I answered a similar question in another thread, but I'll relist it here:

When you start up a tank with Aquasoil and good light to reach a carpet there are several steps you need to take to prevent nightmarish algae from turning your scape into a horrible mess. Even more so if its an iwagumi or is not heavily planted.

At startup:
.Run your lights about 4 hours a day.
.Change around 50% water daily 1st week, every other day 2nd week, etc.
.Use redundant organic removal media (carbon, purigen). 
.Provide good co2 
.Never, ever disturb the aquasoil.
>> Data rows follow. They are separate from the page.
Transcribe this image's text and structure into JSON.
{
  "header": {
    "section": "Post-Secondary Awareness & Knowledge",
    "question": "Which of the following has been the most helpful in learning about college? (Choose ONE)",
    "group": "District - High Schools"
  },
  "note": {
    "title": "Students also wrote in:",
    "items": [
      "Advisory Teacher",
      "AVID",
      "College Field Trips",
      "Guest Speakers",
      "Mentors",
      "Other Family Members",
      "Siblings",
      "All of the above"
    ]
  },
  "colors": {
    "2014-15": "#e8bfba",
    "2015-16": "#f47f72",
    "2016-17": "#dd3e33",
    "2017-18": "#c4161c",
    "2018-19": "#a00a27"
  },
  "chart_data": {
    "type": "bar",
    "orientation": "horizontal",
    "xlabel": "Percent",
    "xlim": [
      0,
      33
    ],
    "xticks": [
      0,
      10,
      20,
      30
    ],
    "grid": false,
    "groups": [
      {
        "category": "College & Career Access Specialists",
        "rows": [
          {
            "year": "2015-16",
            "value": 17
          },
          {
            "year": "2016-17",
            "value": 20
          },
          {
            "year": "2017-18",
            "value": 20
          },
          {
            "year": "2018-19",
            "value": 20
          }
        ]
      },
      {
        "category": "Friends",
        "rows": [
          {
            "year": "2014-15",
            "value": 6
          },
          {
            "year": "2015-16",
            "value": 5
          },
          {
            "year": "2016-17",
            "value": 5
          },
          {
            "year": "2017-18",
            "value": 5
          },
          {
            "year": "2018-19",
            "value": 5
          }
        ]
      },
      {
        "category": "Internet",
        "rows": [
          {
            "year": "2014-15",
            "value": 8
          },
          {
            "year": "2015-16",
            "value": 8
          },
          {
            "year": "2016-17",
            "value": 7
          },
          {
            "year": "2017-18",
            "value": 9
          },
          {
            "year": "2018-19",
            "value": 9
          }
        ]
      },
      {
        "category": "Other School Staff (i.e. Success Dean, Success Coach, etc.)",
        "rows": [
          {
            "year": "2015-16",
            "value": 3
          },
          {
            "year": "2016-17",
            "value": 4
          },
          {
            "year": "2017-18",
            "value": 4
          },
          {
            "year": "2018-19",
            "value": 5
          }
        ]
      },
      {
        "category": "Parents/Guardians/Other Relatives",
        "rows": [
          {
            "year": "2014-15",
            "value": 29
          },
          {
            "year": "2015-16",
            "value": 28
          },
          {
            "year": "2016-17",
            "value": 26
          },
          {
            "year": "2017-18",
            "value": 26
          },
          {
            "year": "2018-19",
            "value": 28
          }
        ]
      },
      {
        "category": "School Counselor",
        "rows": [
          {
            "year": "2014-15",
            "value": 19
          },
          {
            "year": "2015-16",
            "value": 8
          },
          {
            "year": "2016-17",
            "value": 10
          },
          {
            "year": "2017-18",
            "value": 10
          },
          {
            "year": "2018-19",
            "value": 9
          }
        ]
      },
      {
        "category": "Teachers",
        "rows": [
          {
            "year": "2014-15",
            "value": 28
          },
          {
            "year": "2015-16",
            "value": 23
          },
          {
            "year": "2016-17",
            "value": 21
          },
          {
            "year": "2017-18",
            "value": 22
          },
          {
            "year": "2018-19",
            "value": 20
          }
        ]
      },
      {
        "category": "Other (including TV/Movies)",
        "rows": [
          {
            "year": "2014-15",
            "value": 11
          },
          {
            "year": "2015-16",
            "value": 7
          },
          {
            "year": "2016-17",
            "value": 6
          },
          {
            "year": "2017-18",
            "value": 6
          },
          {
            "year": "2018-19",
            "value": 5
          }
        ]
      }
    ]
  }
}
It's already loaded with ammonia and now you're releasing it into the water column at a higher rate.
.If possible, seed the filter or substrate with used substrate or biomedia.

All the above either eliminate organic waste before it turns into ammonia or reduces the effect the ammonia will have on growing algae.

I've started up countless tanks with ADA aquasoil and if you follow these procedures it should start up clean. No cloudy water or algae.


----------



## MiZuboov (Mar 14, 2017)

houseofcards said:


> I answered a similar question in another thread, but I'll relist it here:
> 
> When you start up a tank with Aquasoil and good light to reach a carpet there are several steps you need to take to prevent nightmarish algae from turning your scape into a horrible mess. Even more so if its an iwagumi or is not heavily planted.
> 
> ...


In fact, my mistake now is only that I switched on the light for 8 hours from the first day?


----------



## Smooch (May 14, 2016)

Your tank needs time to balance like any other tank. It doesn't matter if it is ADA tank or made from some other company. 

Too much light with high organics in the water will cause algae. Using carbon or Purigen as suggested will help with controlling the organics and the water changes will remove them. Once your tank is balanced which takes a few months, these issues will go away.


----------



## houseofcards (Mar 21, 2009)

Sounds like you did pretty much everything right, but the lighting is a big one. I'm not sure why ADA doesn't mention this in their information (or I haven't seen it). Running 2x150mh on a 46G or so tank at 8 hours with just a carpet type plant is extremely difficult in terms of keeping algae away. Not sure how high from the surface the light were. 

Everything I mentioned as you know is PREVENTIVE, of course it's possible to start a tank with longer light periods, but it depends on the setup (plant mass, growth, light), etc. It's much better to be preventive than reactive. Hard to say since every tank is different, but get rid of algae and slowly increase lighting period.


----------